Me rompí entonces, por completo. Sentí sus brazos rodeándome con una suavidad devastadora, como si intentara protegerme del mundo mismo. Me sujetó firmemente contra él, y por primera vez en lo que parecían años, me sentí segura en la fragilidad de mi dolor. Sentí sus manos recorriendo mi espalda, sus dedos temblando, aunque tratara de ocultarlo.
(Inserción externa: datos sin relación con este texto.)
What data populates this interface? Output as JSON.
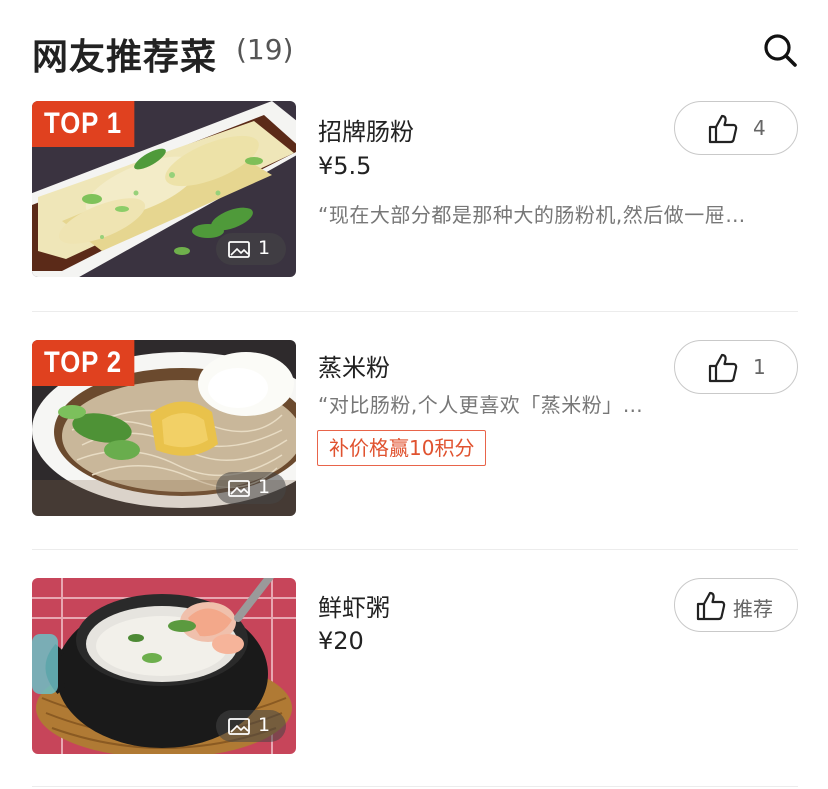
{
  "header": {
    "title": "网友推荐菜",
    "count": "(19)"
  },
  "dishes": [
    {
      "rank": "TOP 1",
      "name": "招牌肠粉",
      "price": "¥5.5",
      "review": "“现在大部分都是那种大的肠粉机,然后做一屉…",
      "photo_count": "1",
      "likes": "4",
      "icons": [
        "image-icon",
        "thumbs-up-icon"
      ]
    },
    {
      "rank": "TOP 2",
      "name": "蒸米粉",
      "review": "“对比肠粉,个人更喜欢「蒸米粉」…",
      "reward": "补价格赢10积分",
      "photo_count": "1",
      "likes": "1",
      "icons": [
        "image-icon",
        "thumbs-up-icon"
      ]
    },
    {
      "name": "鲜虾粥",
      "price": "¥20",
      "photo_count": "1",
      "recommend_label": "推荐",
      "icons": [
        "image-icon",
        "thumbs-up-icon"
      ]
    }
  ],
  "colors": {
    "rank_badge": "#e0411f",
    "reward_text": "#e0522f",
    "separator": "#ececec"
  }
}
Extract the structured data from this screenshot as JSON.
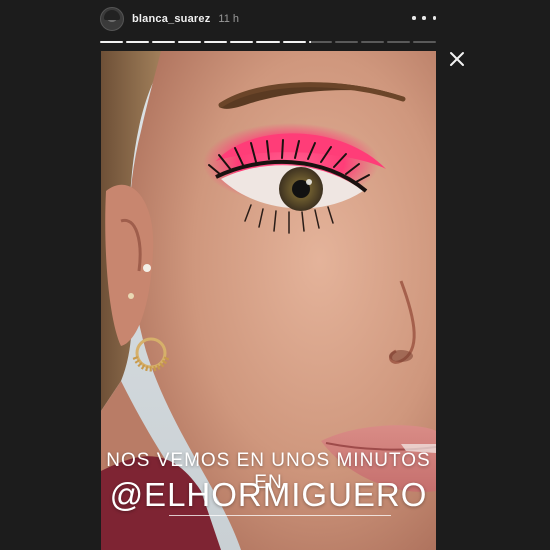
{
  "story": {
    "username": "blanca_suarez",
    "time_ago": "11 h",
    "progress": {
      "total_segments": 13,
      "completed_segments": 8,
      "current_fraction": 0.1
    },
    "caption": {
      "line1": "NOS VEMOS EN UNOS MINUTOS EN",
      "mention": "@ELHORMIGUERO"
    }
  },
  "icons": {
    "more": "more-horizontal-icon",
    "close": "close-icon"
  },
  "colors": {
    "background": "#1c1c1c",
    "eyeshadow": "#ff3d78",
    "text": "#ffffff"
  }
}
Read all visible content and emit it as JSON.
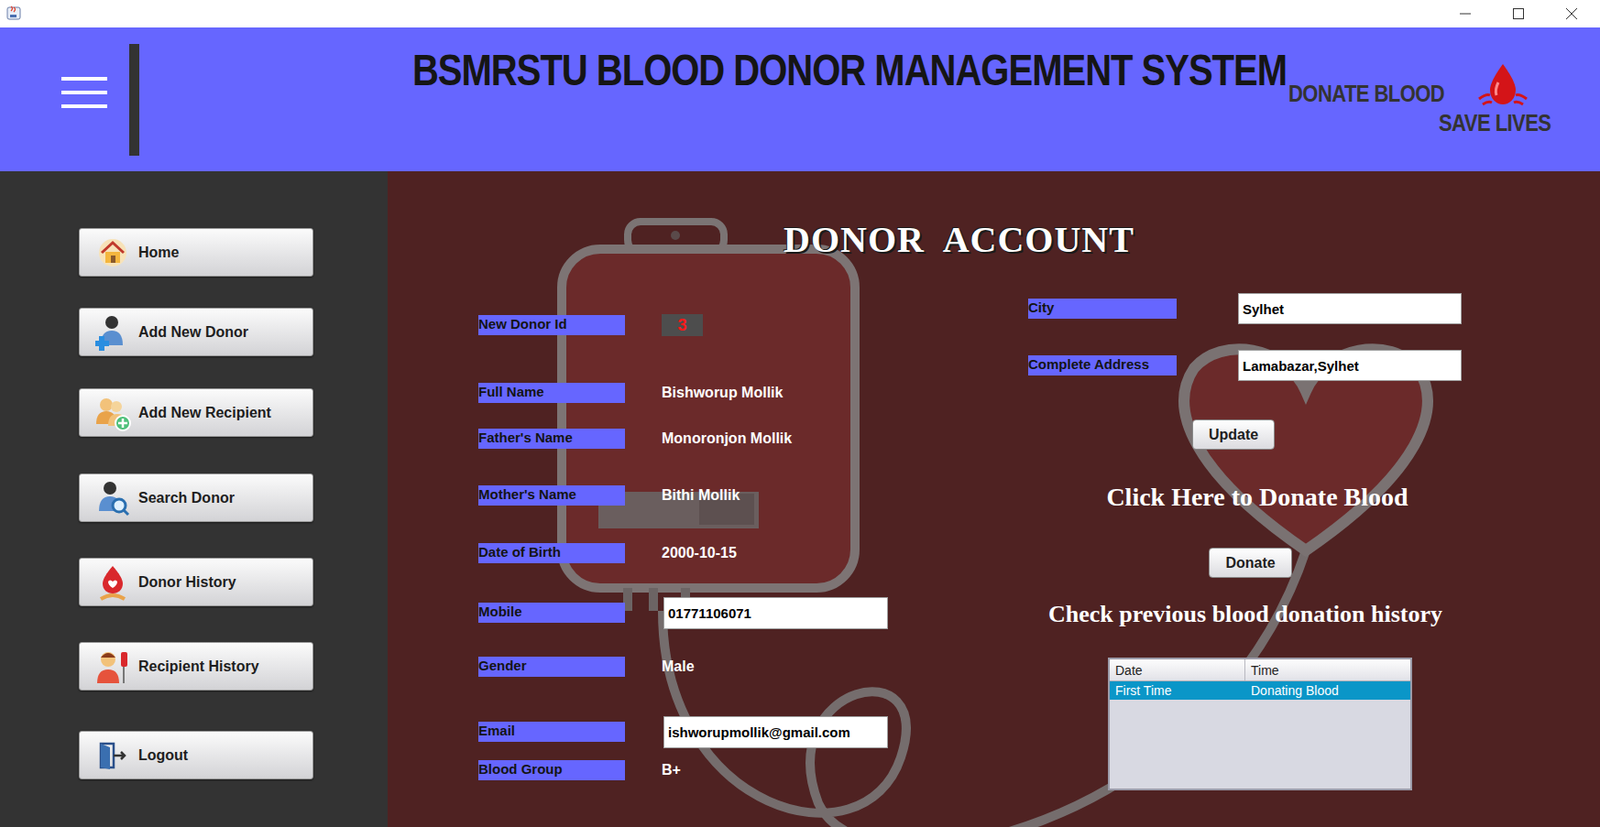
{
  "header": {
    "title": "BSMRSTU BLOOD DONOR MANAGEMENT SYSTEM",
    "slogan_top": "DONATE BLOOD",
    "slogan_bottom": "SAVE LIVES"
  },
  "sidebar": {
    "items": [
      {
        "label": "Home"
      },
      {
        "label": "Add New Donor"
      },
      {
        "label": "Add New Recipient"
      },
      {
        "label": "Search Donor"
      },
      {
        "label": "Donor History"
      },
      {
        "label": "Recipient History"
      },
      {
        "label": "Logout"
      }
    ]
  },
  "page_title": "DONOR  ACCOUNT",
  "fields": [
    {
      "label": "New Donor Id",
      "value": "3",
      "kind": "id"
    },
    {
      "label": "Full Name",
      "value": "Bishworup Mollik",
      "kind": "text"
    },
    {
      "label": "Father's Name",
      "value": "Monoronjon Mollik",
      "kind": "text"
    },
    {
      "label": "Mother's Name",
      "value": "Bithi Mollik",
      "kind": "text"
    },
    {
      "label": "Date of Birth",
      "value": "2000-10-15",
      "kind": "text"
    },
    {
      "label": "Mobile",
      "value": "01771106071",
      "kind": "input"
    },
    {
      "label": "Gender",
      "value": "Male",
      "kind": "text"
    },
    {
      "label": "Email",
      "value": "ishworupmollik@gmail.com",
      "kind": "input"
    },
    {
      "label": "Blood Group",
      "value": "B+",
      "kind": "text"
    }
  ],
  "address_fields": [
    {
      "label": "City",
      "value": "Sylhet"
    },
    {
      "label": "Complete Address",
      "value": "Lamabazar,Sylhet"
    }
  ],
  "update_button": "Update",
  "donate_prompt": "Click Here to Donate Blood",
  "donate_button": "Donate",
  "history_prompt": "Check previous blood donation history",
  "history_table": {
    "columns": [
      "Date",
      "Time"
    ],
    "rows": [
      {
        "cells": [
          "First Time",
          "Donating Blood"
        ],
        "selected": true
      }
    ]
  }
}
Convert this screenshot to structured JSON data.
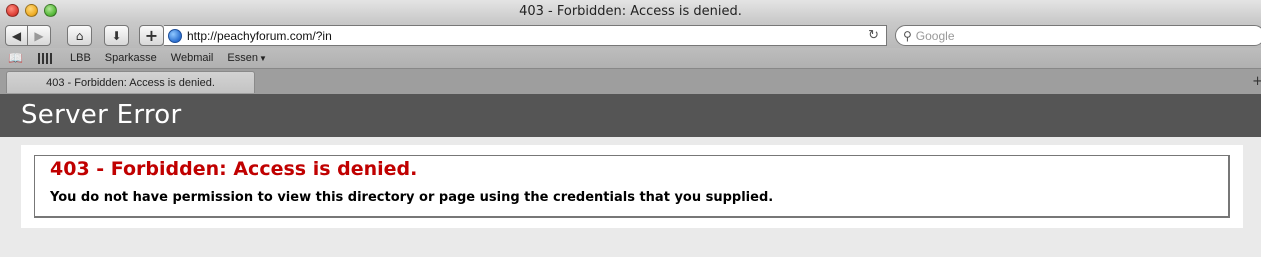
{
  "window": {
    "title": "403 - Forbidden: Access is denied."
  },
  "toolbar": {
    "back_icon": "◀",
    "forward_icon": "▶",
    "home_icon": "⌂",
    "download_icon": "⬇",
    "add_icon": "+",
    "url": "http://peachyforum.com/?in",
    "reload_icon": "↻",
    "search_icon": "⚲",
    "search_placeholder": "Google"
  },
  "bookmarks": {
    "book_icon": "📖",
    "items": [
      "LBB",
      "Sparkasse",
      "Webmail",
      "Essen"
    ],
    "dropdown_icon": "▼"
  },
  "tabs": [
    {
      "label": "403 - Forbidden: Access is denied."
    }
  ],
  "new_tab_icon": "+",
  "page": {
    "header": "Server Error",
    "error_title": "403 - Forbidden: Access is denied.",
    "error_message": "You do not have permission to view this directory or page using the credentials that you supplied."
  }
}
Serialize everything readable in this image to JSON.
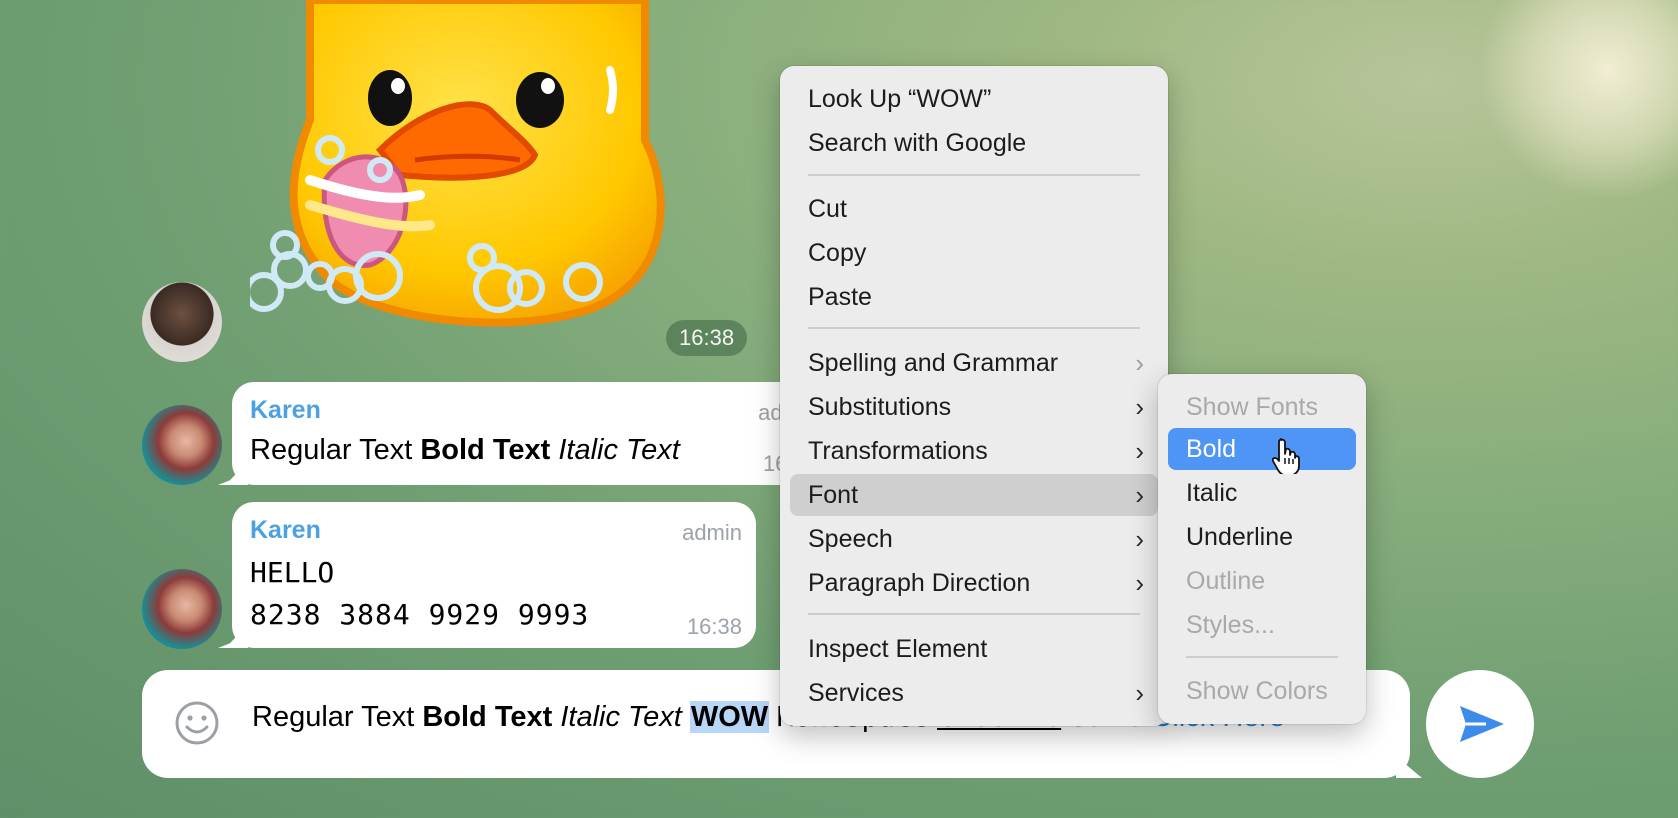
{
  "chat": {
    "sticker_time": "16:38",
    "messages": [
      {
        "sender": "Karen",
        "role": "admin",
        "time": "16:38",
        "parts": {
          "regular": "Regular Text",
          "bold": "Bold Text",
          "italic": "Italic Text"
        }
      },
      {
        "sender": "Karen",
        "role": "admin",
        "time": "16:38",
        "lines": [
          "HELLO",
          "8238 3884 9929 9993"
        ]
      }
    ]
  },
  "composer": {
    "regular": "Regular Text",
    "bold": "Bold Text",
    "italic": "Italic Text",
    "selected": "WOW",
    "monospace": "Monospace",
    "underline": "Underline",
    "strike": "Strike",
    "link": "Click Here"
  },
  "context_menu": {
    "items": [
      "Look Up “WOW”",
      "Search with Google",
      "Cut",
      "Copy",
      "Paste",
      "Spelling and Grammar",
      "Substitutions",
      "Transformations",
      "Font",
      "Speech",
      "Paragraph Direction",
      "Inspect Element",
      "Services"
    ],
    "hovered": "Font"
  },
  "font_submenu": {
    "items": [
      "Show Fonts",
      "Bold",
      "Italic",
      "Underline",
      "Outline",
      "Styles...",
      "Show Colors"
    ],
    "selected": "Bold",
    "disabled": [
      "Show Fonts",
      "Outline",
      "Styles...",
      "Show Colors"
    ]
  },
  "colors": {
    "accent": "#4f95f5",
    "sender_name": "#4ea1e0",
    "link": "#2f80d0"
  }
}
—Lia... —Su voz salió ahogada—. No tienes que cargar con esto sola. Estaré aquí, cada maldito segundo, y no hay nada, ¿me escuchas? Nada que me aleje de ti.
Mis manos temblaban mientras se aferraban a su cuello, buscando algo en su abrazo que me anclara. Había temido tanto este momento, que escuchar esas palabras y sentir su abrazo sin reservas me hacía sentir expuesta, vulnerable... pero segura, como si nada en el mundo pudiera arrancarme de su lado.
—Quisiera poder... cambiarlo todo. —Logré decir en medio de las lágrimas, mi voz apenas un murmullo—. Hacerlo de otra manera.
—Ya lo has hecho, Lia —Su pulgar acarició mis mejillas, limpiando con ternura las lágrimas que caían.
Poco a poco, mi respiración se calmó, aunque las lágrimas seguían cayendo. En ese momento, rodeada por sus brazos y por la calidez de su promesa, sentí por primera vez en mucho tiempo que, a pesar del dolor, podría encontrar la forma de sanar.
—También te amo, Artem. Eres mi primer gran amor y quiero que seas el último. Pero no podré casarme contigo, al menos no en los próximos siete años si quiero que la Yakuza siga siendo leal y poder demostrarles que estoy aquí para quedarme. Me he ganado esto con sudor y sangre. No pienso renunciar a mi profesión, ni dejarlo todo por un hombre celoso y sobreprotector.
Sus cejas se fruncieron al instante, y su mirada adquirió un brillo indescifrable, una mezcla de sorpresa y algo más profundo que no pude identificar.
—¿Por qué piensas que seré un obstáculo para lo que deseas en tu vida? —preguntó confuso—. ¿Por qué asumes que esa sería mi respuesta?
Apreté los labios, insegura, mientras los recuerdos de todos los líderes de las mafias que conocía pasaban por mi mente.
—No lo sé —admití en un susurro, mirando sus ojos—. Solo... sigo el patrón de lo que se espera de un líder.
Él soltó un leve resoplido, entre exasperación y confusión. Se inclinó hacia mí, sus manos enmarcando mi rostro, obligándome a mirarlo.
—Eres mi vida, y te elijo a ti, hoy y siempre, sin importar lo que venga. Quiero que siempre lo tengas presente. Y, aun así, puedo hacer a la perfección mi trabajo, ¿por qué pensaría yo que tú no podrías hacer el tuyo?
Me quedé en silencio, atrapada en la verdad de sus palabras. La intensidad de su mirada me hizo sentir expuesta, vulnerable, pero también amada de una manera que nunca había imaginado.
—Ahora sé lo importante que es para ti estar en los Spetsnaz. Sangraste y luchaste por ello. No sería tan egoísta como para tratar de arrebatarte algo que has conquistado. —Su voz se suavizó, y en sus ojos vi un rastro de dolor—. Solo te estoy pidiendo un espacio en tu vida, Lia. Eso es todo. Lo demás... vendrá con el tiempo.
El nudo en mi garganta regresó, pero esta vez era distinto. No era dolor ni miedo, sino la abrumadora certeza de que estaba frente al único hombre capaz de comprenderme y aceptarme tal como era.